The home loss to UCLA followed and knocked Michigan out of the polls, but none of the losses were in conference. Michigan got back on track by beating subpar Indiana and lowly Michigan State, albeit not in blowout fashion.

On October 16, the Wolverines went to play Iowa, who had stepped up and broken the Michigan/Ohio State lock on the Rose Bowl bid in 1981, the first time since 1967 a team other than the Wolverines or Buckeyes reached Pasadena. This year’s Iowa team under Hayden Fry would win seven games.

The Michigan-Iowa game was scoreless in the second quarter when the Wolverines blocked a punt for a safety. Kicker Ali Haji-Sheik, a future pro with a good long-range leg, hit from 44 yards. Smith threw an 11-yard touchdown pass and it was 12-0 at halftime. Soon it was 29-0 and only a late Hawkeye touchdown kept it from being a shutout.

This win sent the message to the rest of the Big Ten that Michigan was back and a 49-14 blowout of Northwestern a week later got the Wolverines back in the national rankings. They thumped Minnesota at home, 52-14, to set up a battle at Illinois, the last real test for the Rose Bowl.

The Big Ten was a four-team race, with Michigan at 6-0, Ohio State and Iowa at 4-1 and Illinois sitting on 5-2. The Wolverines had a loss to give with Iowa and a scheduling oddity meant that Michigan would play one more game then Ohio State—which meant that simply winning the next two games before going to Columbus would ensure Michigan could do no worse than finish a half-game ahead of the Buckeyes.

This act of scheduling idiocy, along with the fact that the next game was home with lowly Purdue, meant that the November 6 game at Champaign was realistically for the Big Ten crown. It was 10-10 at half, but the leg of Haji-Sheik delivered from 45 & 47 yards for the only points of the second half.

The Wolverine defense came up with a goal-line stand to preserve the 16-10 win and the take-care-of-business 52-21 blowout of Purdue had the waft of roses again moving through Ann Arbor. I know that partisans of Michigan and Ohio State never see this game as anything less than huge, but for those without a dog in the fight, Michigan’s 24-14 loss at the Shoe meant zilch.

For the first half, the Rose Bowl seemed to promise the same excitement that the September game in Ann Arbor provided. UCLA led 10-7 at intermission, but the Bruin defense was beginning to assert itself. No one did more than Rogers, who made 11 tackles, including a vicious (but clean) hit on Smith that separated the quarterback’s shoulder.

UCLA was also getting turnovers, four on the day and they took care of the ball themselves.

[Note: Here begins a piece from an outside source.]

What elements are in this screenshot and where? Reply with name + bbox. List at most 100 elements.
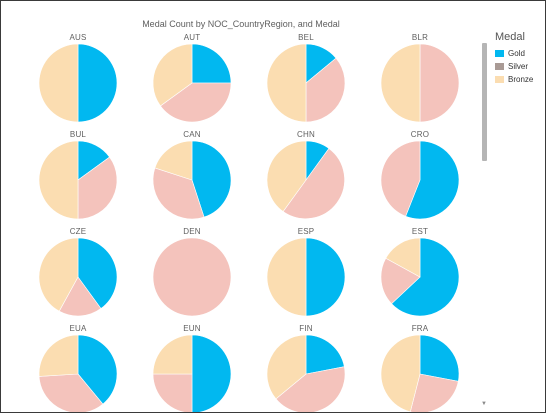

The Bruins won 24-14 in a game that didn’t feel quite that close by the time the second half dominance was over.

This New Year’s Day breakthrough was the start of something special for Donahue. It was the first of four straight major bowl victories, three of which would be in Pasadena and he would develop a reputation for his bowl success.

Michigan stepped back briefly, missing out on the Rose Bowl each of the next three years. But Bo would be back and from 1986-89, the legendary head coach closed his career with three more trips west.